Jeannette Bocanegra, a community organizer from New York City, told a gathering of juvenile justice system practitioners and advocates in Houston last week that as a mom with a child who was incarcerated, “This system made me feel like I was a dysfunctional parent, a bad parent … without realizing I raised six other children who never went into the system.”
Now she and other members of Justice for Families, an advocacy group, are out to prove that, in her words, “We are not dysfunctional … the system is dysfunctional.”
Liane Rozzell, another parent on the panel, said afterwards, “We don’t have 24-hour remote control over our children.”
During the panel discussion, Rozzell said when her son was first put into detention she thought it might be a good thing, it would teach him a lesson. But she did not realize how negatively he would be affected by the experience. She also recalled being in a meeting where a teacher from a correctional institution off handedly mentioned sending kids to “an inherently violent place like a juvenile correctional center.”

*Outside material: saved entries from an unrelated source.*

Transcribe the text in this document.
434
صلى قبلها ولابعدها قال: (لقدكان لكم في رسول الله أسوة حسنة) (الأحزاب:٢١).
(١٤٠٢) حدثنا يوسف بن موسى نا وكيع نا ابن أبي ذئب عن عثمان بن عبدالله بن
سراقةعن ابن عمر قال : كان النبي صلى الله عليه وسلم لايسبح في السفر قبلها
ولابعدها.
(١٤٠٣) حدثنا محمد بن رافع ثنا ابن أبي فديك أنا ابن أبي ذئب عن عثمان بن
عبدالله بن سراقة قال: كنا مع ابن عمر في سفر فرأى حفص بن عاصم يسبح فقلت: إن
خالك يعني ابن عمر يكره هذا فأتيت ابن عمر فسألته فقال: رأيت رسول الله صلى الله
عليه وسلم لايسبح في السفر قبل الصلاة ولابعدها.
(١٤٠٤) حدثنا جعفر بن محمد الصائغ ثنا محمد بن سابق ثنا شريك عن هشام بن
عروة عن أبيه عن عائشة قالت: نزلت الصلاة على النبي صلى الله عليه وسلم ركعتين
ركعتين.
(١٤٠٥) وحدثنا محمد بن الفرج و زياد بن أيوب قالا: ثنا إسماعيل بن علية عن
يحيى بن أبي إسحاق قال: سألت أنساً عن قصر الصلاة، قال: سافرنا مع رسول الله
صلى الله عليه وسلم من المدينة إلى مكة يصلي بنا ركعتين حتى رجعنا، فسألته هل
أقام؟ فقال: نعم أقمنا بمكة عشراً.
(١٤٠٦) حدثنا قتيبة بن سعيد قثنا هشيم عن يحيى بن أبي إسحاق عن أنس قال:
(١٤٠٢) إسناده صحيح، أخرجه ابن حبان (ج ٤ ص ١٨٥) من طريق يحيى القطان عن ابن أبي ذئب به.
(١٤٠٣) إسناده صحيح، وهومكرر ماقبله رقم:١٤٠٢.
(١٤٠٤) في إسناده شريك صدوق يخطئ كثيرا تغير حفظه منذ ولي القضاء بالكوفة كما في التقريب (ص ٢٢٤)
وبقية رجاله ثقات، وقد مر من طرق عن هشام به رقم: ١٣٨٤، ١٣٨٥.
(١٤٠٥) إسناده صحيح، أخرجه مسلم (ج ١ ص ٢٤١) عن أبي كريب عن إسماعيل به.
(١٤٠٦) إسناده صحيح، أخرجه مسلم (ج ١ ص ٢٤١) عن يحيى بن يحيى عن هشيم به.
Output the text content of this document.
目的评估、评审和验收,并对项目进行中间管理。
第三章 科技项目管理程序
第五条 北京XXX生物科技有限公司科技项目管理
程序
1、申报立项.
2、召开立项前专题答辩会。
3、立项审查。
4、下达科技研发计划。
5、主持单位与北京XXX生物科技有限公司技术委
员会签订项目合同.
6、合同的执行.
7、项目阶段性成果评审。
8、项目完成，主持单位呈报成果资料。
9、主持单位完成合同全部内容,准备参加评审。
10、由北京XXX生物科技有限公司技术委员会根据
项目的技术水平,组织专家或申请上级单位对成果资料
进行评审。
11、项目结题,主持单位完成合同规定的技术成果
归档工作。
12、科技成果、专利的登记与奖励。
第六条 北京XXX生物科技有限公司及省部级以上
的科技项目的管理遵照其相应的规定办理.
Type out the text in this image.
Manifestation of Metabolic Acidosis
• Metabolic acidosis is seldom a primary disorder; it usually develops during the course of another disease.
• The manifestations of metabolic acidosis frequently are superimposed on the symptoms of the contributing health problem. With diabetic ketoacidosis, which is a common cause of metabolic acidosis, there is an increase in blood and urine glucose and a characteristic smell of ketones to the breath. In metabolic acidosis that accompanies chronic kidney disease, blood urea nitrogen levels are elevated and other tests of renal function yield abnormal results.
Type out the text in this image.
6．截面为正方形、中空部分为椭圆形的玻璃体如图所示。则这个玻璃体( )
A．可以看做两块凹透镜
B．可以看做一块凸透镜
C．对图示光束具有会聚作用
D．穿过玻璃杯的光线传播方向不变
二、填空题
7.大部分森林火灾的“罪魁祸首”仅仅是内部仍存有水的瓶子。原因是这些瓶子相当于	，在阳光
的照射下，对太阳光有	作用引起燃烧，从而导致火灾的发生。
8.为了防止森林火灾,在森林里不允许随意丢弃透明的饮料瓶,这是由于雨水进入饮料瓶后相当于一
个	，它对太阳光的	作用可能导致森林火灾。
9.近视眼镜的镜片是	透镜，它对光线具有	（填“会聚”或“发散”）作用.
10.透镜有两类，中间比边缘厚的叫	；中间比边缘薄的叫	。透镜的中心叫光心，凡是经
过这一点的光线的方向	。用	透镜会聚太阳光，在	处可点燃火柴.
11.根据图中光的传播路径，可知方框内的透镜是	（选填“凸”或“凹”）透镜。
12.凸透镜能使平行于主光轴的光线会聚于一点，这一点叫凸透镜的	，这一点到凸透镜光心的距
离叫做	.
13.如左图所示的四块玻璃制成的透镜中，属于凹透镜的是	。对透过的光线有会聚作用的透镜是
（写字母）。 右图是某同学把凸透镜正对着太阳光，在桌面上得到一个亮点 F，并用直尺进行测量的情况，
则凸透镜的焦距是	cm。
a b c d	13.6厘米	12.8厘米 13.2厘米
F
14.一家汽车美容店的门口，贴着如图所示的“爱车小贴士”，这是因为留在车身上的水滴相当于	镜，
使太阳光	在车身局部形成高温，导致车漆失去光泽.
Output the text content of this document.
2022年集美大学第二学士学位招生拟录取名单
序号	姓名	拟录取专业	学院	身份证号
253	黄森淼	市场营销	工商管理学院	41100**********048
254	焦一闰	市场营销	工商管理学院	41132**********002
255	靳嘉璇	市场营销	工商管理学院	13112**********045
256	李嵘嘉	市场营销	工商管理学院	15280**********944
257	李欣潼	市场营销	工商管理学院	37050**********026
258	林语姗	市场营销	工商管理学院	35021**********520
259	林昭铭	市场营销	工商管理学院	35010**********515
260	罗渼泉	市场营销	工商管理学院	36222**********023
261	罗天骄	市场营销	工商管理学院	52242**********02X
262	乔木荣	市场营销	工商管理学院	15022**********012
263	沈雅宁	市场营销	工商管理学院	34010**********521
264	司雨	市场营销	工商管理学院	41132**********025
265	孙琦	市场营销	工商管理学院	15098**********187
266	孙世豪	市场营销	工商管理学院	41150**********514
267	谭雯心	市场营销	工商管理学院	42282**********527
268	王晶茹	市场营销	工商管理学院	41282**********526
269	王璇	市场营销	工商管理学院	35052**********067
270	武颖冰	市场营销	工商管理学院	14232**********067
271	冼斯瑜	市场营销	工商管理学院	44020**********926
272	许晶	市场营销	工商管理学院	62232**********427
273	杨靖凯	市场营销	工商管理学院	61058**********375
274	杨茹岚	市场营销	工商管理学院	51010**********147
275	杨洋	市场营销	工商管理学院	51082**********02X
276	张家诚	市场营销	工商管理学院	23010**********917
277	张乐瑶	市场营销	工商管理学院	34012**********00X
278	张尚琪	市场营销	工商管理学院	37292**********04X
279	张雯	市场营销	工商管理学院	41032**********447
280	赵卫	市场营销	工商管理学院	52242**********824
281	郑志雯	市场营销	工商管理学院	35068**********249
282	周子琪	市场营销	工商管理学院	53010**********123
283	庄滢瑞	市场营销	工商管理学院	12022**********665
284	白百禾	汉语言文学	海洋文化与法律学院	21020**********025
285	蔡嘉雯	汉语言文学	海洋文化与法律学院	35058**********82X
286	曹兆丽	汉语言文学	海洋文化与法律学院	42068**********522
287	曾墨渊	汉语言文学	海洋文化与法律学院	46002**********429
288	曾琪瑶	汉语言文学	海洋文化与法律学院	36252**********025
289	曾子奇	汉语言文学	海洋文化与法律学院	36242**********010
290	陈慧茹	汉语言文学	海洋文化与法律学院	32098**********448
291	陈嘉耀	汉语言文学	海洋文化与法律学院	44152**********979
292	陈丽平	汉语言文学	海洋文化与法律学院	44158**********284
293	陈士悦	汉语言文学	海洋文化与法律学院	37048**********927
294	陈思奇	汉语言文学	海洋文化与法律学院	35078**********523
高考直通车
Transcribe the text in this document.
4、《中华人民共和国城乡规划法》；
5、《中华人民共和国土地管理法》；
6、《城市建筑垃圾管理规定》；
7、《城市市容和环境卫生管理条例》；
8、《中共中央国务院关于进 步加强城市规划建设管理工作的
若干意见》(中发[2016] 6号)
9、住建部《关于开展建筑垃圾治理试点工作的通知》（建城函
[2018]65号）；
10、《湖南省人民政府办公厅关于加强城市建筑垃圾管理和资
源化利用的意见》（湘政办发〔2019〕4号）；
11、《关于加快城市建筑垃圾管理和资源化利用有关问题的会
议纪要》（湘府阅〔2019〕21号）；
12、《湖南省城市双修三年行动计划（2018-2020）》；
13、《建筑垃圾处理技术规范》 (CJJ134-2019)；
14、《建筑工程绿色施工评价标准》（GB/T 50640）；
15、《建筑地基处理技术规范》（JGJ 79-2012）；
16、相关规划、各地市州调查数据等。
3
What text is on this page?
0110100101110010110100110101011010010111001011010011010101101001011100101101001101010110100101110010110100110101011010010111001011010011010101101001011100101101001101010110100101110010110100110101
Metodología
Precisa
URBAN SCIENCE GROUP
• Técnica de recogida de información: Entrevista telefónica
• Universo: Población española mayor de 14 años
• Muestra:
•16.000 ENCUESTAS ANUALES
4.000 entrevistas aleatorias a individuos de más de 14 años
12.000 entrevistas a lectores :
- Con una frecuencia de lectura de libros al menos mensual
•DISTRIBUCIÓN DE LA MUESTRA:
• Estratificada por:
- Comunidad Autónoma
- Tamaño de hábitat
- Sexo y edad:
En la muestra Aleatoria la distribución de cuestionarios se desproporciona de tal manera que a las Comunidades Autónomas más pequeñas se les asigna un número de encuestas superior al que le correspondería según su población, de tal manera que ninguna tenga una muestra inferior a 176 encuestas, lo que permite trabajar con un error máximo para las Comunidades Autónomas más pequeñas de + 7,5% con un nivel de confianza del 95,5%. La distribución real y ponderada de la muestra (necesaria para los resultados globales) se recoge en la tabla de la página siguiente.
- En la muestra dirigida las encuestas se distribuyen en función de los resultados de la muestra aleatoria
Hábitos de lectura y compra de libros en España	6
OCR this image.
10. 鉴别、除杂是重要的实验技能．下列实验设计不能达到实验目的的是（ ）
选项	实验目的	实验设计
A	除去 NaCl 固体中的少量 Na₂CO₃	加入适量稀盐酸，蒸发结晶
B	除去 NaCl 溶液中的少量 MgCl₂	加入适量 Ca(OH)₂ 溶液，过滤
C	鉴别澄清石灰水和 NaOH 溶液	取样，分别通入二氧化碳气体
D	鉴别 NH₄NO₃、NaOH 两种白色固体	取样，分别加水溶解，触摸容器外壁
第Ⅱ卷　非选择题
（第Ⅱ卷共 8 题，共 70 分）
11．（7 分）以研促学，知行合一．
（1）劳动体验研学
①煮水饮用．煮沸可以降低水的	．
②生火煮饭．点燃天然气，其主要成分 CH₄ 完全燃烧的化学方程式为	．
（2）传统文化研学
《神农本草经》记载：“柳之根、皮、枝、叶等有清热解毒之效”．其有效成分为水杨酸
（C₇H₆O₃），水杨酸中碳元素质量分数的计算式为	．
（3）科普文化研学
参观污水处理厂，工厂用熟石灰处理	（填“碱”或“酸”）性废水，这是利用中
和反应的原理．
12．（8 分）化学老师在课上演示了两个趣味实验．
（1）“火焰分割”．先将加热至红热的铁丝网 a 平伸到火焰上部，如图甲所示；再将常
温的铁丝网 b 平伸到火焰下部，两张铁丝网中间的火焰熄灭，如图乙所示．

After hearing that phrase, Rozzell said, “I was just stunned that we can just casually talk about sending our children to an inherently violent place.”
In June, Justice for Families will be releasing an in-depth report, underwritten by the Annie E. Casey Foundation. The report includes results of a survey of 1,000 family members who have had children incarcerated and examines how families of the incarcerated are portrayed by the media. Justice for Families co-director Grace Bauer says family involvement and networking is necessary because, “No one knows what it is like to struggle with a child in the system better than another parent.”
However, according to Bauer, early findings from the report reveal, “Families are not consulted.